I dashed out of the cabin and called to Rayne, “They’re taking potshots at us! Move down below-and stay there till I bring reinforcements. Don’t abandon ship unless they hole the hull. If you must go to land, ask the officer of the Awndyn Fyrd lamai to give you some cover.”

I heard Rayne ordering that her patients be taken to the living deck; I did not have much time. I tipped a fistful of cat out of the envelope. It ran like fine sugar between my fingers as I sifted it into the brandy glass. I tapped my hand on top to knock the powder out of the damp lines on my palm. Then I uncorked the brandy and sloshed it in. The crystals eddied and spun. I drank it down right to the dregs of undissolved powder where the brandy had not penetrated between the dry grains. I put the glass down with a click.

That was a massive overdose. Through the windows broadsword fighters battled at the junction of the boulevard. Pikes held the gangplank secure but only one line of fyrd remained behind them.

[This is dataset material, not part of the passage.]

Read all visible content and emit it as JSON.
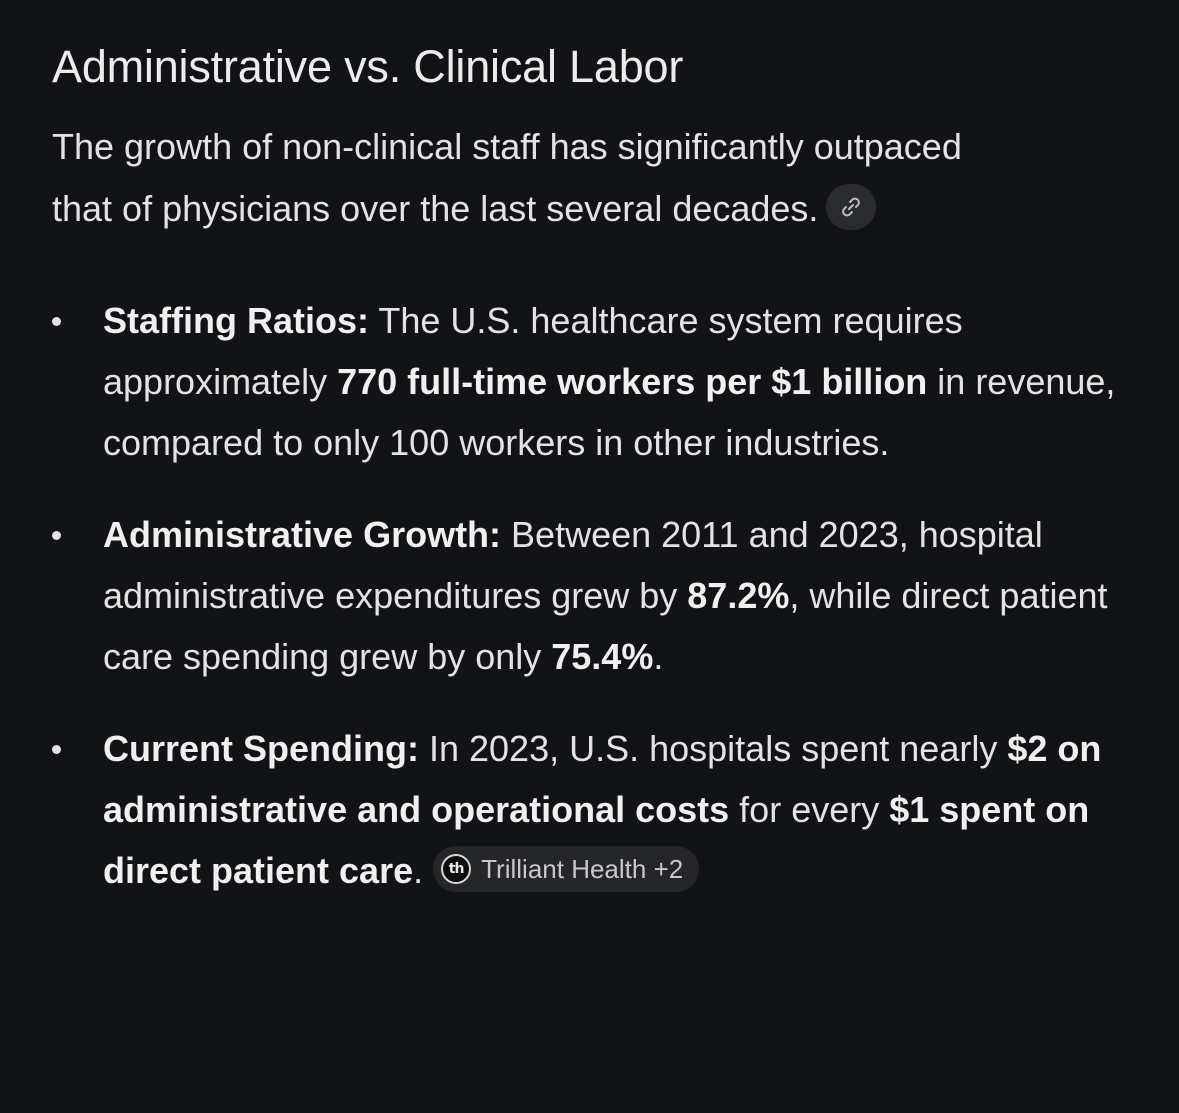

The metal clashes muted suddenly, as if at a distance; the bustle of the surgery shrank to background. My own breaths boomed loud and blood pressure rumbled in my ears. It is coming on.

Pavonine turned her slender stern to me and the flat towers of her soot-spotted sails. Her reflection vanished. The image of the quay wall and houses ripped away. The sea moved, silver but featureless. It wasn’t reflecting; it should be mirroring the sky.